Les experts de la santé ont tiré la sonnette d’alarme sur la menace potentielle de pandémie posée par la grippe aviaire, qui montre des signes de mutation à mesure qu’elle se propage parmi les vaches et infecte les humains aux États-Unis.
Il n’y a aucune garantie que la grippe aviaire commencera un jour à se transmettre entre humains, et les autorités sanitaires américaines ont souligné que le risque pour le grand public reste faible.
La variante mortelle de la grippe aviaire H5N1 est apparue pour la première fois en Chine en 1996, mais au cours des quatre dernières années, elle s’est propagée plus largement que jamais, atteignant des régions jusqu’alors épargnées telles que l’Antarctique, refuge des manchots.
Plus de 300 millions de volailles ont été tuées ou abattues depuis octobre 2021, tandis que 315 espèces différentes d’oiseaux sauvages sont mortes dans 79 pays, a indiqué l’Organisation mondiale de la santé animale.
Les mammifères qui mangeaient les oiseaux infectés, comme les phoques, ont également connu une mortalité massive.
La situation a encore changé en mars, lorsque le virus a commencé à se propager parmi les vaches laitières à travers les États-Unis, ce qui constitue une autre première.
Cinquante-huit personnes ont été testées positives pour la grippe aviaire aux États-Unis cette année, dont deux n’ayant eu aucune exposition connue à des animaux infectés, selon les Centers for Disease Control and Prevention.
On craint également que certains cas humains ne soient pas détectés. Les chercheurs ont déclaré le mois dernier que huit des 115 travailleurs laitiers testés dans le Michigan et le Colorado avaient des anticorps contre la grippe aviaire, ce qui suggère un taux d’infection de sept pour cent.
Meg Schaeffer, épidémiologiste à l’institut SAS, basé aux États-Unis, a déclaré à l’AFP que plusieurs facteurs suggéraient désormais que « la grippe aviaire frappe à notre porte et pourrait déclencher une nouvelle pandémie d’un jour à l’autre ».
« Une pandémie de grippe aviaire serait l’une des catastrophes les plus prévisibles de l’histoire », titrait un article d’opinion du New York Times à la fin du mois dernier.
« Un simple pas »
Il existe encore plusieurs obstacles empêchant le H5N1 de se propager facilement entre les personnes, notamment le fait que le virus devrait muter pour mieux infecter les poumons humains.
Mais une recherche publiée dans la revue Science a démontré jeudi que la version de la grippe aviaire qui infecte les vaches américaines n’est plus qu’à une seule mutation de pouvoir se propager plus efficacement parmi les humains.
Le virologue Ed Hutchinson de l’Université de Glasgow a déclaré que cela suggère que le virus H5N1 n’est qu’à « un simple pas » avant de devenir « plus dangereux pour nous ».
Et le mois dernier, le séquençage génétique d’un adolescent canadien très malade de la grippe aviaire « impliquait que le virus avait commencé à évoluer pour explorer des moyens de se lier plus efficacement aux cellules de son corps », a déclaré Hutchinson.
« Nous ne savons pas encore si les virus de la grippe H5N1 évolueront pour devenir une maladie humaine », et d’autres obstacles subsistent, a souligné Hutchinson.
Mais plus le virus est autorisé à infecter d’animaux et d’espèces différentes, « plus il est susceptible de s’adapter pour mieux infecter les gens », a déclaré Schaeffer.
Et si une pandémie de grippe aviaire devait éclater, elle serait « remarquablement grave » chez les humains, car nous n’avons pas d’immunité développée, a-t-elle ajouté.
Les cas de travailleurs agricoles aux États-Unis ont été relativement bénins jusqu’à présent.
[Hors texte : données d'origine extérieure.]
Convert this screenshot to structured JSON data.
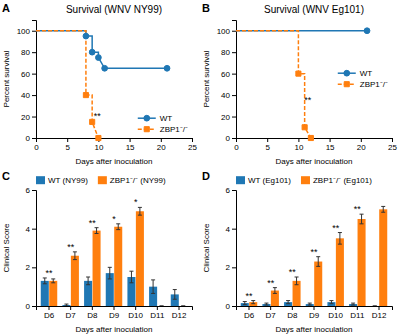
{
  "chart_data": [
    {
      "type": "line",
      "title": "Survival (WNV NY99)",
      "xlabel": "Days after inoculation",
      "ylabel": "Percent survival",
      "xlim": [
        0,
        25
      ],
      "ylim": [
        0,
        110
      ],
      "xticks": [
        0,
        5,
        10,
        15,
        20,
        25
      ],
      "yticks": [
        0,
        20,
        40,
        60,
        80,
        100
      ],
      "legend": "bottom-right",
      "series": [
        {
          "name": "WT",
          "x": [
            0,
            8,
            8,
            9,
            9,
            10,
            10,
            11,
            21
          ],
          "values": [
            100,
            100,
            95,
            95,
            80,
            80,
            75,
            65,
            65
          ],
          "line_style": "solid"
        },
        {
          "type": "scatter",
          "marker": "circle",
          "x": [
            8,
            9,
            10,
            11,
            21
          ],
          "values": [
            95,
            80,
            75,
            65,
            65
          ]
        },
        {
          "name": "ZBP1⁻/⁻",
          "x": [
            0,
            8,
            8,
            9,
            9,
            10
          ],
          "values": [
            100,
            100,
            40,
            40,
            15,
            0
          ],
          "line_style": "dashed"
        },
        {
          "type": "scatter",
          "marker": "square",
          "x": [
            8,
            9,
            10
          ],
          "values": [
            40,
            15,
            0
          ]
        }
      ],
      "annotations": [
        {
          "text": "A"
        },
        {
          "text": "**",
          "x": 9.8,
          "y": 18
        }
      ]
    },
    {
      "type": "line",
      "title": "Survival (WNV Eg101)",
      "xlabel": "Days after inoculation",
      "ylabel": "Percent survival",
      "xlim": [
        0,
        25
      ],
      "ylim": [
        0,
        110
      ],
      "xticks": [
        0,
        5,
        10,
        15,
        20,
        25
      ],
      "yticks": [
        0,
        20,
        40,
        60,
        80,
        100
      ],
      "legend": "right",
      "series": [
        {
          "name": "WT",
          "x": [
            0,
            21
          ],
          "values": [
            100,
            100
          ],
          "line_style": "solid"
        },
        {
          "type": "scatter",
          "marker": "circle",
          "x": [
            21
          ],
          "values": [
            100
          ]
        },
        {
          "name": "ZBP1⁻/⁻",
          "x": [
            0,
            10,
            10,
            11,
            11,
            12
          ],
          "values": [
            100,
            100,
            60,
            60,
            10,
            0
          ],
          "line_style": "dashed"
        },
        {
          "type": "scatter",
          "marker": "square",
          "x": [
            10,
            11,
            12
          ],
          "values": [
            60,
            10,
            0
          ]
        }
      ],
      "annotations": [
        {
          "text": "B"
        },
        {
          "text": "**",
          "x": 11.5,
          "y": 33
        }
      ]
    },
    {
      "type": "bar",
      "xlabel": "Days after inoculation",
      "ylabel": "Clinical Score",
      "categories": [
        "D6",
        "D7",
        "D8",
        "D9",
        "D10",
        "D11",
        "D12"
      ],
      "ylim": [
        0,
        6
      ],
      "yticks": [
        0,
        2,
        4,
        6
      ],
      "legend": "top-left",
      "series": [
        {
          "name": "WT (NY99)",
          "values": [
            1.3,
            0.05,
            1.3,
            1.7,
            1.5,
            1.0,
            0.6
          ],
          "errors": [
            0.15,
            0.05,
            0.2,
            0.3,
            0.3,
            0.35,
            0.25
          ]
        },
        {
          "name": "ZBP1⁻/⁻ (NY99)",
          "values": [
            1.3,
            2.6,
            3.9,
            4.1,
            4.9,
            0,
            0
          ],
          "errors": [
            0.1,
            0.2,
            0.15,
            0.15,
            0.2,
            0,
            0
          ]
        }
      ],
      "annotations": [
        {
          "text": "C"
        },
        {
          "text": "**",
          "x": "D6"
        },
        {
          "text": "**",
          "x": "D7"
        },
        {
          "text": "**",
          "x": "D8"
        },
        {
          "text": "*",
          "x": "D9"
        },
        {
          "text": "*",
          "x": "D10"
        }
      ]
    },
    {
      "type": "bar",
      "xlabel": "Days after inoculation",
      "ylabel": "Clinical Score",
      "categories": [
        "D6",
        "D7",
        "D8",
        "D9",
        "D10",
        "D11",
        "D12"
      ],
      "ylim": [
        0,
        6
      ],
      "yticks": [
        0,
        2,
        4,
        6
      ],
      "legend": "top-left",
      "series": [
        {
          "name": "WT (Eg101)",
          "values": [
            0.15,
            0.1,
            0.2,
            0.1,
            0.2,
            0.1,
            0.0
          ],
          "errors": [
            0.08,
            0.05,
            0.08,
            0.05,
            0.08,
            0.05,
            0.0
          ]
        },
        {
          "name": "ZBP1⁻/⁻ (Eg101)",
          "values": [
            0.2,
            0.8,
            1.3,
            2.3,
            3.5,
            4.5,
            5.0
          ],
          "errors": [
            0.08,
            0.15,
            0.2,
            0.25,
            0.3,
            0.25,
            0.15
          ]
        }
      ],
      "annotations": [
        {
          "text": "D"
        },
        {
          "text": "**",
          "x": "D6"
        },
        {
          "text": "**",
          "x": "D7"
        },
        {
          "text": "**",
          "x": "D8"
        },
        {
          "text": "**",
          "x": "D9"
        },
        {
          "text": "**",
          "x": "D10"
        },
        {
          "text": "**",
          "x": "D11"
        }
      ]
    }
  ]
}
Mais près de la moitié des 904 cas humains de H5N1 enregistrés depuis 2003 ont été mortels, selon l’Organisation mondiale de la santé.
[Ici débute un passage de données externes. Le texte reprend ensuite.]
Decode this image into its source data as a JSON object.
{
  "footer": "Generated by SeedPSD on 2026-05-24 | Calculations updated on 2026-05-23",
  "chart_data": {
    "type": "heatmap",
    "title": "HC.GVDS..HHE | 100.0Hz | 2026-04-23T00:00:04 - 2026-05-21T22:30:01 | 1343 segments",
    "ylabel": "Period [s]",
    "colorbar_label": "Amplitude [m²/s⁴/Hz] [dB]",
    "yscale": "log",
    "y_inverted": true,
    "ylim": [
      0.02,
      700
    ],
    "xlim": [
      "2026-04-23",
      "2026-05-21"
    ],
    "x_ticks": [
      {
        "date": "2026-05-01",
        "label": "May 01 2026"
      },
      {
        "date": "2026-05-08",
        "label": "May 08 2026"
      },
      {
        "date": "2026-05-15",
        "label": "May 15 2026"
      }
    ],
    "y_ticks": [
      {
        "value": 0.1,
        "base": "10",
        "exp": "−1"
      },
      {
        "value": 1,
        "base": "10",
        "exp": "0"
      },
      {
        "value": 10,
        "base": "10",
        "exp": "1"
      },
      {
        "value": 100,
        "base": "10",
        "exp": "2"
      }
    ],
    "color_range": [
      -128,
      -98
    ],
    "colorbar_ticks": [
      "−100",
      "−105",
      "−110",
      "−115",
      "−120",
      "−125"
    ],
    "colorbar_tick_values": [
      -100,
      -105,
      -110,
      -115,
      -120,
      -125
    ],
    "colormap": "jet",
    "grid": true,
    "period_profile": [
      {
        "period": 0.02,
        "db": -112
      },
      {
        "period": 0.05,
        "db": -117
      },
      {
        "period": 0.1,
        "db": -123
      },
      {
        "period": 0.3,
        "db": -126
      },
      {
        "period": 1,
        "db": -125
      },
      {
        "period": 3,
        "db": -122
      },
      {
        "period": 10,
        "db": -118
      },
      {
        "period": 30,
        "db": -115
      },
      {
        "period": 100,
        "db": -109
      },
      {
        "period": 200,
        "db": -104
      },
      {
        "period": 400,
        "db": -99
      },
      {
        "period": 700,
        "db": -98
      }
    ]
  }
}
Lait cru : « terrible idée »
Tom Peacock, virologue à l’Imperial College de Londres, estime qu’il y a plusieurs raisons d’être « moins pessimiste quant à la possibilité d’une pandémie ».
Des traitements antiviraux et des vaccins sont déjà disponibles contre la grippe aviaire, ce qui constitue une grande différence par rapport au Covid-19 en 2020, a-t-il souligné.
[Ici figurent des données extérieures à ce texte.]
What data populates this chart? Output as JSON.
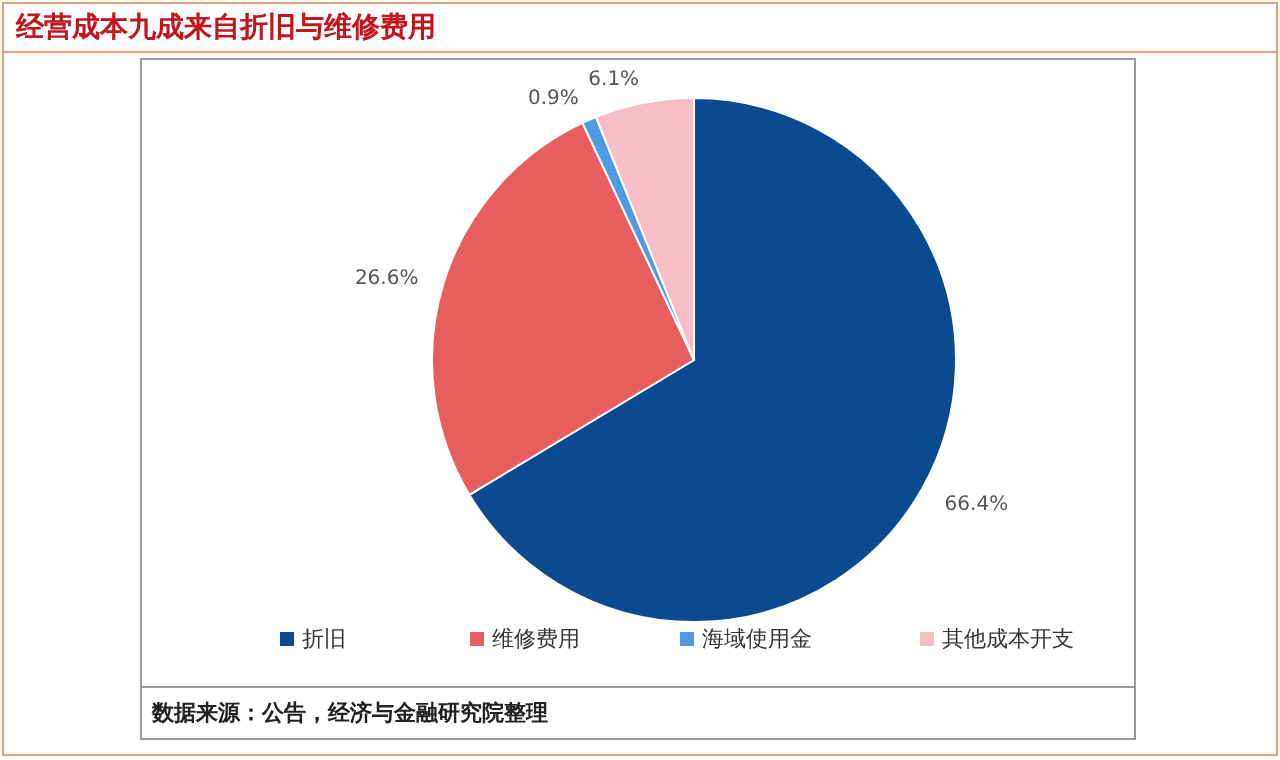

Pour éviter le pire des cas, de nombreux chercheurs en santé ont appelé le gouvernement américain à intensifier les tests et à garantir le partage des informations entre les agences et les pays.
Vendredi, le ministère américain de l’Agriculture a annoncé son intention de tester les réserves de lait du pays pour détecter la grippe aviaire.
Le lait cru ou non pasteurisé est particulièrement préoccupant, car il a été constaté à plusieurs reprises qu’il était contaminé par la grippe aviaire.